The New York Mets season is now on the brink. What looked like a possible victory over the Kansas City Royals, and a 2-2 series split through four games, with New York looking to Matt Harvey to take a possible 3-2 series lead on Sunday night was just that, a pipedream. The Mets lost Game 4 in the worst way possible thanks to an error from Daniel Murphy that may have cost the Mets everything. Who were the heroes and zeroes from Game 4 of the World Series? Let’s take a look.

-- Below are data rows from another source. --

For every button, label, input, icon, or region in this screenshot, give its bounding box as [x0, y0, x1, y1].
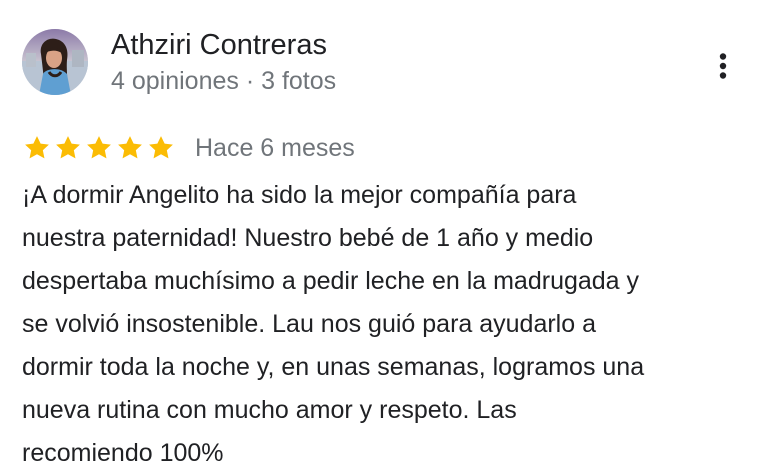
reviewer-name[interactable]: Athziri Contreras: [111, 28, 327, 62]
star-icon: [25, 136, 49, 159]
star-icon: [87, 136, 111, 159]
star-icon: [56, 136, 80, 159]
star-icon: [118, 136, 142, 159]
reviewer-avatar[interactable]: [22, 29, 88, 95]
review-date: Hace 6 meses: [195, 134, 355, 162]
star-rating: [22, 134, 176, 162]
review-card: Athziri Contreras 4 opiniones · 3 fotos …: [0, 0, 766, 476]
review-text: ¡A dormir Angelito ha sido la mejor comp…: [22, 181, 645, 467]
more-vertical-icon: [719, 53, 727, 79]
avatar-photo: [22, 29, 88, 95]
reviewer-stats: 4 opiniones · 3 fotos: [111, 67, 337, 95]
more-options-button[interactable]: [705, 46, 741, 86]
star-icon: [149, 136, 173, 159]
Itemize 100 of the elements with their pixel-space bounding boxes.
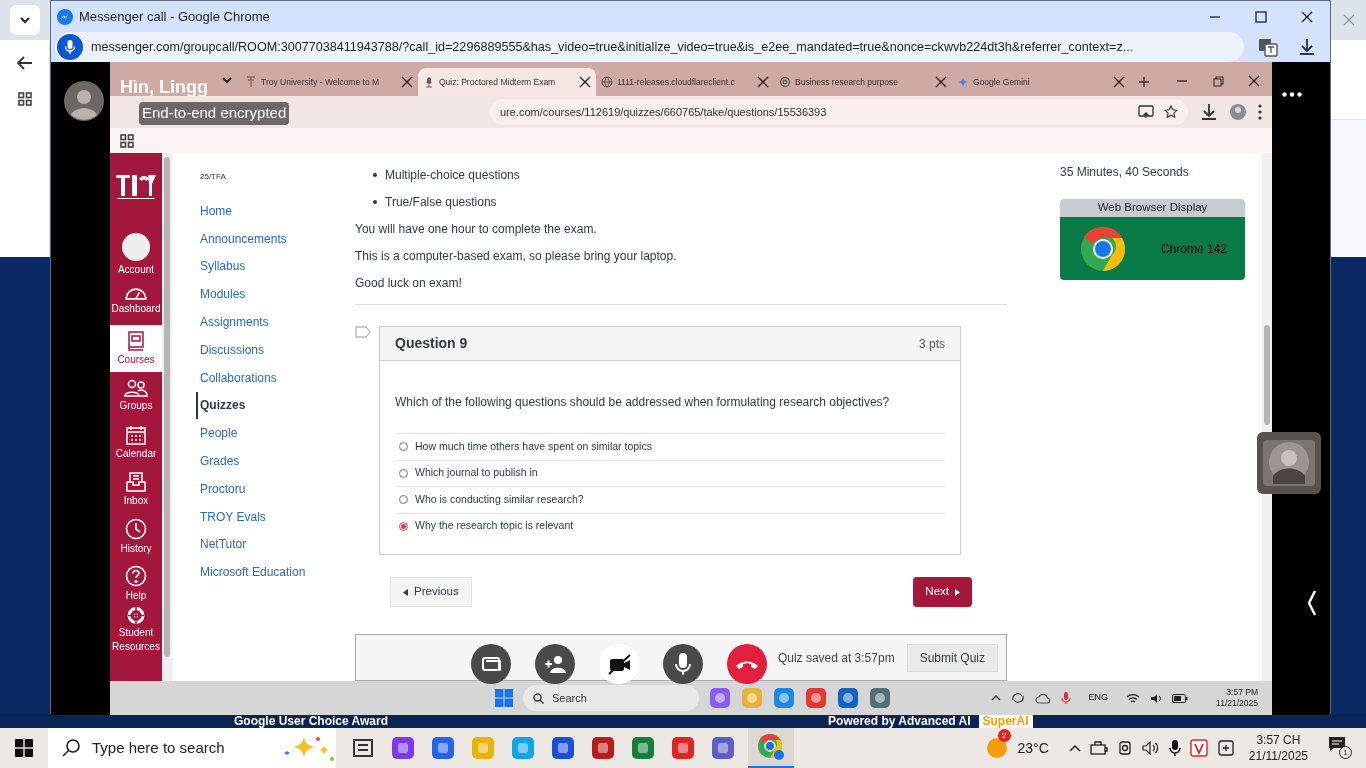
tab-list-button[interactable] [10,5,40,35]
taskbar-app-button[interactable] [748,728,794,768]
chevron-up-icon[interactable] [1068,744,1081,752]
wifi-icon[interactable] [1126,692,1141,704]
window-title: Messenger call - Google Chrome [79,7,270,26]
nav-item[interactable]: Inbox [110,466,162,513]
menu-icon[interactable] [1258,104,1262,120]
scrollbar-thumb[interactable] [1264,325,1270,425]
scrollbar-thumb[interactable] [164,157,170,657]
submit-quiz-button[interactable]: Submit Quiz [906,643,998,672]
battery-icon[interactable] [1172,693,1189,703]
tab-close-icon[interactable] [757,76,769,88]
answer-label: Which journal to publish in [415,465,538,481]
nav-item[interactable]: Groups [110,372,162,419]
microphone-icon[interactable] [57,34,83,60]
course-nav-link[interactable]: Microsoft Education [196,558,355,587]
chrome-logo-icon [1080,225,1126,272]
app-icon[interactable] [710,735,736,761]
nav-item[interactable]: Courses [110,325,162,372]
course-nav-link[interactable]: Announcements [196,224,355,253]
app-icon[interactable] [550,735,576,761]
clock-icon [125,517,147,540]
course-nav-link[interactable]: TROY Evals [196,502,355,531]
list-item-text: True/False questions [385,193,497,211]
tab-close-icon[interactable] [579,76,591,88]
apps-icon[interactable] [17,92,32,106]
app-icon[interactable] [1216,739,1235,757]
course-nav-link[interactable]: Quizzes [196,391,355,420]
browser-icon [757,733,785,761]
address-bar[interactable]: messenger.com/groupcall/ROOM:30077038411943788/?call_id=2296889555&has_video=true&initialize_video=true&is_e2ee_mandated=true&nonce=ckwvb224dt3h&referrer_context=z... [55,32,1244,62]
notification-center-button[interactable]: 1 [1328,736,1352,760]
apps-icon[interactable] [120,133,134,148]
messenger-icon [57,8,73,25]
nav-item[interactable]: History [110,513,162,560]
notification-badge: 1 [1339,746,1352,759]
course-nav-link[interactable]: Assignments [196,308,355,336]
course-nav-link[interactable]: Modules [196,280,355,309]
camera-icon[interactable] [1116,740,1133,756]
course-nav-link[interactable]: Syllabus [196,252,355,281]
nav-item[interactable]: Student Resources [110,607,162,654]
cloud-icon[interactable] [1034,692,1051,704]
course-nav-link[interactable]: People [196,419,355,448]
notification-badge: 2 [997,729,1011,742]
profile-avatar-icon[interactable] [1230,104,1246,120]
start-icon[interactable] [495,689,513,707]
clock[interactable]: 3:57 CH 21/11/2025 [1248,732,1308,764]
course-nav-link[interactable]: NetTutor [196,530,355,559]
next-button[interactable]: Next [913,577,972,607]
speaker-icon[interactable] [1141,741,1160,755]
clock[interactable]: 3:57 PM 11/21/2025 [1216,687,1258,709]
search-icon [62,739,80,757]
tab-favicon-icon [601,76,613,88]
install-icon[interactable] [1138,105,1154,119]
previous-button[interactable]: Previous [390,577,472,607]
tab-close-icon[interactable] [1113,76,1125,88]
download-icon[interactable] [1298,38,1316,56]
nav-item[interactable]: Dashboard [110,278,162,325]
chevron-up-icon[interactable] [990,695,1001,701]
browser-version: Chrome 142 [1160,240,1227,258]
nav-item[interactable]: Account [110,231,162,278]
browser-tab[interactable]: 1111-releases.cloudflareclient.c [596,68,774,96]
tab-close-icon[interactable] [935,76,947,88]
bookmark-star-icon[interactable] [1164,105,1178,119]
nav-item[interactable]: Help [110,560,162,607]
app-icon[interactable] [590,735,616,761]
browser-tab[interactable]: Troy University - Welcome to M [240,68,418,96]
nav-item[interactable]: Calendar [110,419,162,466]
address-bar[interactable]: ure.com/courses/112619/quizzes/660765/take/questions/15536393 [490,99,1188,125]
battery-icon[interactable] [1089,741,1108,755]
speaker-icon[interactable] [1150,692,1163,704]
caret-right-icon [955,588,960,596]
browser-tab[interactable]: Google Gemini [952,68,1130,96]
browser-tab[interactable]: Quiz: Proctored Midterm Exam [418,68,596,96]
collapse-chevron-icon[interactable] [1307,590,1317,616]
question-title: Question 9 [395,334,468,353]
new-tab-icon[interactable] [1138,76,1150,88]
microphone-icon[interactable] [1168,739,1181,757]
tab-close-icon[interactable] [401,76,413,88]
browser-tab[interactable]: Business research purpose [774,68,952,96]
list-item-text: Multiple-choice questions [385,166,520,184]
back-arrow-icon[interactable] [16,56,33,70]
search-field[interactable]: Search [523,685,699,711]
close-icon[interactable] [1248,75,1260,87]
course-nav-link[interactable]: Collaborations [196,363,355,392]
download-icon[interactable] [1200,103,1218,121]
translate-icon[interactable] [1258,37,1278,57]
tab-favicon-icon [779,76,791,88]
course-nav-link[interactable]: Proctoru [196,474,355,503]
app-icon[interactable] [390,735,416,761]
people-icon [124,378,148,397]
search-field[interactable]: Type here to search [48,728,336,768]
card-heading: Web Browser Display [1060,199,1245,217]
answer-label: Who is conducting similar research? [415,491,584,507]
restore-icon[interactable] [1212,75,1224,87]
course-nav-link[interactable]: Home [196,197,355,225]
tab-favicon-icon [245,76,257,88]
language-indicator[interactable]: ENG [1080,691,1117,705]
course-nav-link[interactable]: Grades [196,447,355,475]
sync-icon[interactable] [1010,691,1025,705]
course-nav-link[interactable]: Discussions [196,336,355,364]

Michael Conforto: What makes this Game 4 loss even more painful was the fact that Conforto was on his way to being the ultimate hero. The rookie left-fielder belted two monster home runs on Halloween night to help push the Mets to that 3-2 lead. Conforto is now hitting an even .300 in the World Series, and has shown the world, for that matter, that he will be a tremendous hitter beginning in 2016. Fantasy players, be ready.
Steven Matz: For a kid from Long Island making only his ninth professional start, Matz didn’t let the moment get too big for him. He was tremendous in Game 4, striking out five batters and allowing only two runs through five-plus innings. His best work came in the fifth when he got out of a 2-on, 2-out jam with a 2-1 lead in the fifth inning, by forcing Alcides Escobar to fly out to right.

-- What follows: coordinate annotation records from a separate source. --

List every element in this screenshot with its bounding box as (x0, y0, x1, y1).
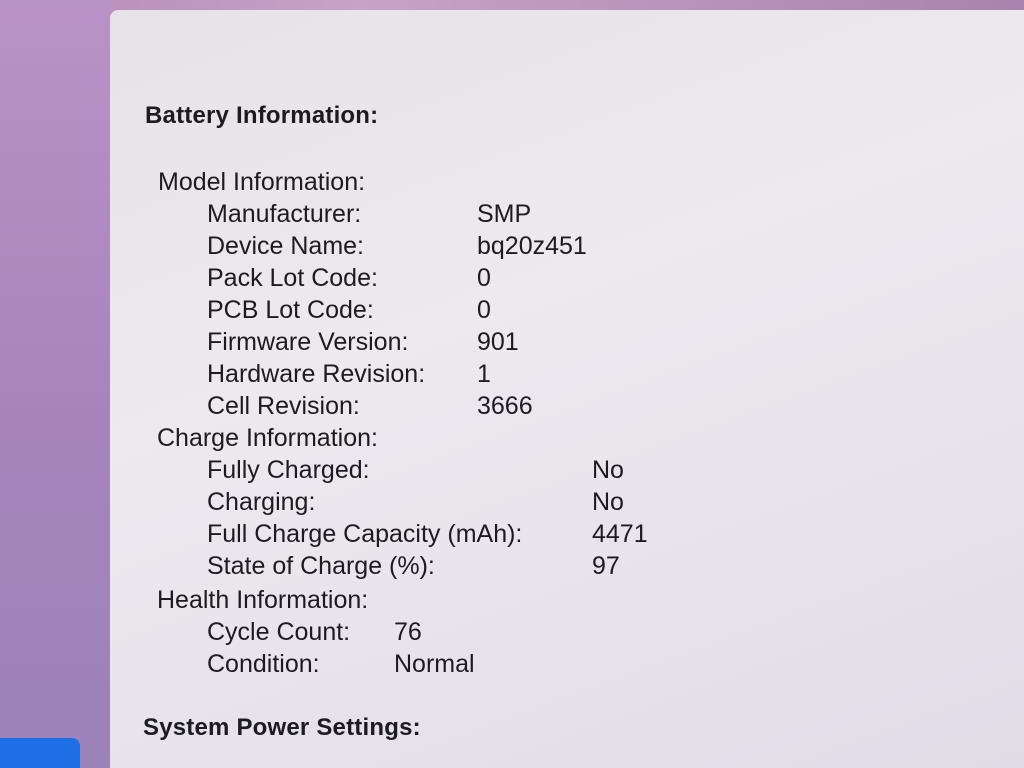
cycle-count-value: 76 (394, 618, 422, 646)
pcb-lot-code-value: 0 (477, 296, 491, 324)
sidebar-selected-item[interactable] (0, 738, 80, 768)
sidebar (0, 0, 112, 768)
charge-information-heading: Charge Information: (157, 424, 378, 452)
pack-lot-code-value: 0 (477, 264, 491, 292)
device-name-value: bq20z451 (477, 232, 587, 260)
full-charge-capacity-value: 4471 (592, 520, 648, 548)
state-of-charge-value: 97 (592, 552, 620, 580)
full-charge-capacity-label: Full Charge Capacity (mAh): (207, 520, 523, 548)
charging-value: No (592, 488, 624, 516)
state-of-charge-label: State of Charge (%): (207, 552, 435, 580)
health-information-heading: Health Information: (157, 586, 369, 614)
manufacturer-label: Manufacturer: (207, 200, 362, 228)
hardware-revision-label: Hardware Revision: (207, 360, 426, 388)
charging-label: Charging: (207, 488, 316, 516)
battery-information-heading: Battery Information: (145, 102, 379, 129)
battery-info-panel: Battery Information: Model Information: … (110, 10, 1024, 768)
pack-lot-code-label: Pack Lot Code: (207, 264, 378, 292)
system-power-settings-heading: System Power Settings: (143, 714, 421, 741)
hardware-revision-value: 1 (477, 360, 491, 388)
cell-revision-value: 3666 (477, 392, 533, 420)
cycle-count-label: Cycle Count: (207, 618, 351, 646)
pcb-lot-code-label: PCB Lot Code: (207, 296, 374, 324)
cell-revision-label: Cell Revision: (207, 392, 360, 420)
fully-charged-label: Fully Charged: (207, 456, 370, 484)
device-name-label: Device Name: (207, 232, 364, 260)
condition-label: Condition: (207, 650, 320, 678)
manufacturer-value: SMP (477, 200, 532, 228)
condition-value: Normal (394, 650, 475, 678)
model-information-heading: Model Information: (158, 168, 366, 196)
firmware-version-value: 901 (477, 328, 519, 356)
firmware-version-label: Firmware Version: (207, 328, 409, 356)
fully-charged-value: No (592, 456, 624, 484)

Bartolo Colon and Jon Niese: What a spectacular job by this duo in the sixth inning to preserve a 3-2 Mets lead. Niese got both Eric Hosmer and Mike Moustakas out on ground balls, and Colon struck out Perez with the tying run at third base.

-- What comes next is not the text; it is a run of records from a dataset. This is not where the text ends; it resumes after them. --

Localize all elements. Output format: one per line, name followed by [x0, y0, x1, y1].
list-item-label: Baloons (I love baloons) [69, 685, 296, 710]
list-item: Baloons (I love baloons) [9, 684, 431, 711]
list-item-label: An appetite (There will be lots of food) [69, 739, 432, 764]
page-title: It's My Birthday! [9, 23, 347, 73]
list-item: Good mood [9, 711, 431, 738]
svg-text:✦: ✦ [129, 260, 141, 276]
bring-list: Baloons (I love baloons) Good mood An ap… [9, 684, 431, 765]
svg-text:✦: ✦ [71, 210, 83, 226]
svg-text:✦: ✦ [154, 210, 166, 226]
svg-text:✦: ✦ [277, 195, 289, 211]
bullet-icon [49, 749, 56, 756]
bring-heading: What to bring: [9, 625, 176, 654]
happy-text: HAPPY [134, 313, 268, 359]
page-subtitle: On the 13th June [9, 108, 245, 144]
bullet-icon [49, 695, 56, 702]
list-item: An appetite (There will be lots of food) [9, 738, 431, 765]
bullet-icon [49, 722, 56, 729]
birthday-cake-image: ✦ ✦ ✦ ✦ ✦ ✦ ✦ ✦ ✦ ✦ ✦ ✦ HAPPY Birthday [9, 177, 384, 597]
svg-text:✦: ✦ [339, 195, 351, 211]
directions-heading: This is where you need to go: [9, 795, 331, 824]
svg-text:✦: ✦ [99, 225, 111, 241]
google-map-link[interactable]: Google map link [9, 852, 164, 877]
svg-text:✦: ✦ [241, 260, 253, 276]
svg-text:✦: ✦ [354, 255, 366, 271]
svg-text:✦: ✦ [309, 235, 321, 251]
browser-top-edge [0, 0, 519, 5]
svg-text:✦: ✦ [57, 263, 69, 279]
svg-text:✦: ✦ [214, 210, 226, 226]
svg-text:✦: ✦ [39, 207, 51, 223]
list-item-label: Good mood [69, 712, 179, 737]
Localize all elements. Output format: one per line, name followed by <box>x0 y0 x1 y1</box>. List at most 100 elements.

Salvador Perez: What a big night for the Royals catcher. Perez was 3-for-4 with a run scored and the icing-on-the-cake RBI in the eighth inning. Perez was tough to get out all night. The only guy that fooled him was Bartolo Colon.
Wade Davis: The guy is a beast for the Royals. The Kansas City closer nailed down the save with two shutout innings against the Mets.
Daniel Murphy: This is the obvious one here. Daniel Murphy has been the hero of the Mets entire postseason ride. From his string of six games with a home run, to leading the team in RBIs with 11, many were clamoring for the Mets to pay Murphy this off-season no matter what. Now? Who knows what Mets fans may think now? The error and his struggles at the plate in the World Series have not helped him.
Murphy had what should have been a tailor made ground ball for an out at first base in his grasp, but he let the ball slip right under his glove for a huge error that allowed Kansas City to tie the game. Mike Moustakas and Salvador Perez followed with RBI base hits to make it 5-3. It was a play eerily similar to the Buckner play, only this time it was working against the Mets. Murphy deserves better. He has been tremendous this season; I hate to see him remembered for this one play.
Terry Collins: Collins made a lot of questionable calls in this Game 4 defeat. His first mistake was leaving Matz in the game in the sixth inning with a 3-1 lead. Matz proceeded to give up a run on a base hit before Jon Niese came in. Niese or Colon should have started the inning. Then, Collins made the curious decision to not take Tyler Clippard out after he walked his first batter in Ben Zobrist. The decision put the Mets in a precarious spot with two on and one out.
Yoenis Cespedes, David Wright and Lucas Duda: This trio was quiet again. Wright went 0-for-3 the night after driving in four in Game 3. Duda wasn’t any better as he went 0-for-4 at the plate and has done nothing in this World Series. Meanwhile, Cespedes continues to have a messy Ocotober. He was 1-for-4 with a weak single to right. He also got doubled up at first base on a grounder by Lucas Duda. Cespedes is costing himself a lot of money in free agency with his play in the postseason.
Outlook: The outlook is pretty bleak. The Mets are down to their last 27 outs in a series they probably feel they should be up 3-1 in were it not for all the mistakes they made in Games 1 and 4. If Matt Harvey ever wanted to prove that he is indeed the Dark Knight, and deserves one day to be paid like the best pitcher in the game, then he needs to shutdown the Royals over seven or eight innings and get the Mets back to KC for a Game 6.